Mit etwas Abstand folgen die Chefkontrolleure von Linde und Siemens, Wolfgang Reitzle und Jim Hagemann Snabe, auf Platz drei und vier. Die geringste Vergütung erhielt im abgelaufenen Geschäftsjahr Reinhard Pöllath, Aufsichtsratsvorsitzender beim Hamburger Konsumgüterkonzern Beiersdorf, mit rund 200.000 Euro.
Die einzige weibliche Chefkontrolleurin im Dax, Simone Bagel-Trah, erhält als Vorsitzende des Aufsichtsrats und Gesellschafterausschusses beim Düsseldorfer Henkel-Konzern 583.000 Euro – und landet damit auf Platz sechs der bestbezahlten Konzernkontrolleure in Deutschland.

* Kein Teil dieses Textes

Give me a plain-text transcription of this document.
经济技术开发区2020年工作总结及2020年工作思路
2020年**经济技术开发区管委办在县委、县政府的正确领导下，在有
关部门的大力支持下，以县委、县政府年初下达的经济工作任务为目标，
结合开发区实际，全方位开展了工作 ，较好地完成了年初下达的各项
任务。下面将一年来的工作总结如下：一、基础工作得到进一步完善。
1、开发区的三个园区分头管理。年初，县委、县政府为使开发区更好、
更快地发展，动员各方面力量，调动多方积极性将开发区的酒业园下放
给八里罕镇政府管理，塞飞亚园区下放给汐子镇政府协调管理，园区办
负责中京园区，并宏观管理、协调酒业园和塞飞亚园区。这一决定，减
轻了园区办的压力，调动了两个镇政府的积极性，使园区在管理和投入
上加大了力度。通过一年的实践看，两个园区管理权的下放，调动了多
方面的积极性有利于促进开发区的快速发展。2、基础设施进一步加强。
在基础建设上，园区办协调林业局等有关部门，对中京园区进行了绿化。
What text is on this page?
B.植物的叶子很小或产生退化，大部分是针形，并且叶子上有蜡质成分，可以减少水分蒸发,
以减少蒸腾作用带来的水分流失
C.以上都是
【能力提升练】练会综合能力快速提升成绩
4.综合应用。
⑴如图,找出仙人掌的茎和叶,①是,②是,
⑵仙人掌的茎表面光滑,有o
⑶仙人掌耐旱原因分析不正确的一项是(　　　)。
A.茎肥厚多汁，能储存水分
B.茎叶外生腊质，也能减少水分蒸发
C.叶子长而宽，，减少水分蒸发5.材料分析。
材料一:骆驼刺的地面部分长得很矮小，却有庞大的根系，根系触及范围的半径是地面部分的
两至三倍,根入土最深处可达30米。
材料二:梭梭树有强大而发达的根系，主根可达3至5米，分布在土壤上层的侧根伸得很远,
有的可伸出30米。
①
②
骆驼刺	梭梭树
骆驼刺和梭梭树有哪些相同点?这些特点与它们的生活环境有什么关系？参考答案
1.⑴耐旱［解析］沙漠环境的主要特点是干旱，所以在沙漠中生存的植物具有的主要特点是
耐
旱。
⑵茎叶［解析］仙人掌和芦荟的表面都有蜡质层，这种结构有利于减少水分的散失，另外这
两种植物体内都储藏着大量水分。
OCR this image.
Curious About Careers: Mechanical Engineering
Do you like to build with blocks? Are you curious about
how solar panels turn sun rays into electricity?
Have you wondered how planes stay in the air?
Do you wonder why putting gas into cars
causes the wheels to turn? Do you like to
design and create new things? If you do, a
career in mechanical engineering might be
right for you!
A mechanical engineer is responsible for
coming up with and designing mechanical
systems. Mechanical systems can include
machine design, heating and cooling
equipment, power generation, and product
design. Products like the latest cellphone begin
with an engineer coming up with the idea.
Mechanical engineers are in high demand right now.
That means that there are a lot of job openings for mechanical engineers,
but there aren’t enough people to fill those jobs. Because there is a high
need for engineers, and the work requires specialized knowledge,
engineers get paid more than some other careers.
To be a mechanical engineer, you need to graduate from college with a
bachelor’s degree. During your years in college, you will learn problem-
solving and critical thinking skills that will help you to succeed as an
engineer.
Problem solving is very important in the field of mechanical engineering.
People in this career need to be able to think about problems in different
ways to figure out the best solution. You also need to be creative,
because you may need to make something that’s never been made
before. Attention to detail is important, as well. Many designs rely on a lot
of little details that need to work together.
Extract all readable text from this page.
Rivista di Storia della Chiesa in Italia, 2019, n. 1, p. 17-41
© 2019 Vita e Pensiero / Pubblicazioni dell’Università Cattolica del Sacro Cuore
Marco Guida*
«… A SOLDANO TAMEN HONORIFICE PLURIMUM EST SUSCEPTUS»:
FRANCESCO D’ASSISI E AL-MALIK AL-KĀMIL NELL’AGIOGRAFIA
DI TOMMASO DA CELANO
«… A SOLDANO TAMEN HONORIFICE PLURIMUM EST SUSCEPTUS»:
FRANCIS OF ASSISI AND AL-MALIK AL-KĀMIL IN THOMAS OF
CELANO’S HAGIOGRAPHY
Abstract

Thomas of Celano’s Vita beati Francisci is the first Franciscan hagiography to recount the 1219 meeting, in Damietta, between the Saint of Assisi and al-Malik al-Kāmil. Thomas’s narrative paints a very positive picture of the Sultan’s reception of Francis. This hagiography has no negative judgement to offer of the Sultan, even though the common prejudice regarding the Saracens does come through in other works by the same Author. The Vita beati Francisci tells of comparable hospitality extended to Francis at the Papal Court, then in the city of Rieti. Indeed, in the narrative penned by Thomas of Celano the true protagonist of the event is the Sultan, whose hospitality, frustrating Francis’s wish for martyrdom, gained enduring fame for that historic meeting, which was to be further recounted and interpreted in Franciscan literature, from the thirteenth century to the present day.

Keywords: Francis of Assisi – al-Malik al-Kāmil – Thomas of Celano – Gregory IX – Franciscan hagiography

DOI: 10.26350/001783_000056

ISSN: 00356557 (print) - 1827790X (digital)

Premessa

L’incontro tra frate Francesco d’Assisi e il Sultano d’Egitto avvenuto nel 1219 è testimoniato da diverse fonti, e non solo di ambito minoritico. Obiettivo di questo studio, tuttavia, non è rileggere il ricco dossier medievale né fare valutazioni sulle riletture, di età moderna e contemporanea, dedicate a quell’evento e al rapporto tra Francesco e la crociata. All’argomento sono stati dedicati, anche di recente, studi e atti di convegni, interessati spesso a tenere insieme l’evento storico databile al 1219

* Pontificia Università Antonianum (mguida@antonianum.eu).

Das Ranking berücksichtigt nur ganzjährig aktive Aufsichtsratsvorsitzende. Außerdem füllt sich das Gehaltskonto vieler Berufsaufsichtsräte durch mehrere Mandate. So hält Deutsche-Bank-Chefkontrolleur Achleitner noch einen weiteren Aufsichtsratsposten bei Bayer. VWs Chefkontrolleur Pötsch ist zusätzlich Vorstandsvorsitzender bei der börsennotierten Beteiligungsgesellschaft Porsche SE. Und Wolfgang Reitzle kontrolliert nicht nur den Industriekonzern Linde, sondern ist auch Aufsichtsratsvorsitzender beim Reifenhersteller Continental – und somit gleich zweimal in der HKP-Rangliste vertreten.
Aufsichtsräte: Kleine Delle bei der Durchschnittsvergütung
Insgesamt ist die durchschnittliche Vergütung der Dax-Aufsichtsratschefs laut der Beratung zum ersten Mal seit 2015 gesunken – von 434.000 auf 416.000 Euro. Die Studienautoren erklären sich das vor allem mit freiwilligen Vergütungsverzichten im abgelaufenen Krisenjahr. Entsprechend sanken die Verdienste einiger Aufsichtsratschefs.
- So hat der Aufsichtsrat des Chemiekonzerns BASF ab dem zweiten Quartal 2020 auf 20 Prozent seiner Festvergütung verzichtet.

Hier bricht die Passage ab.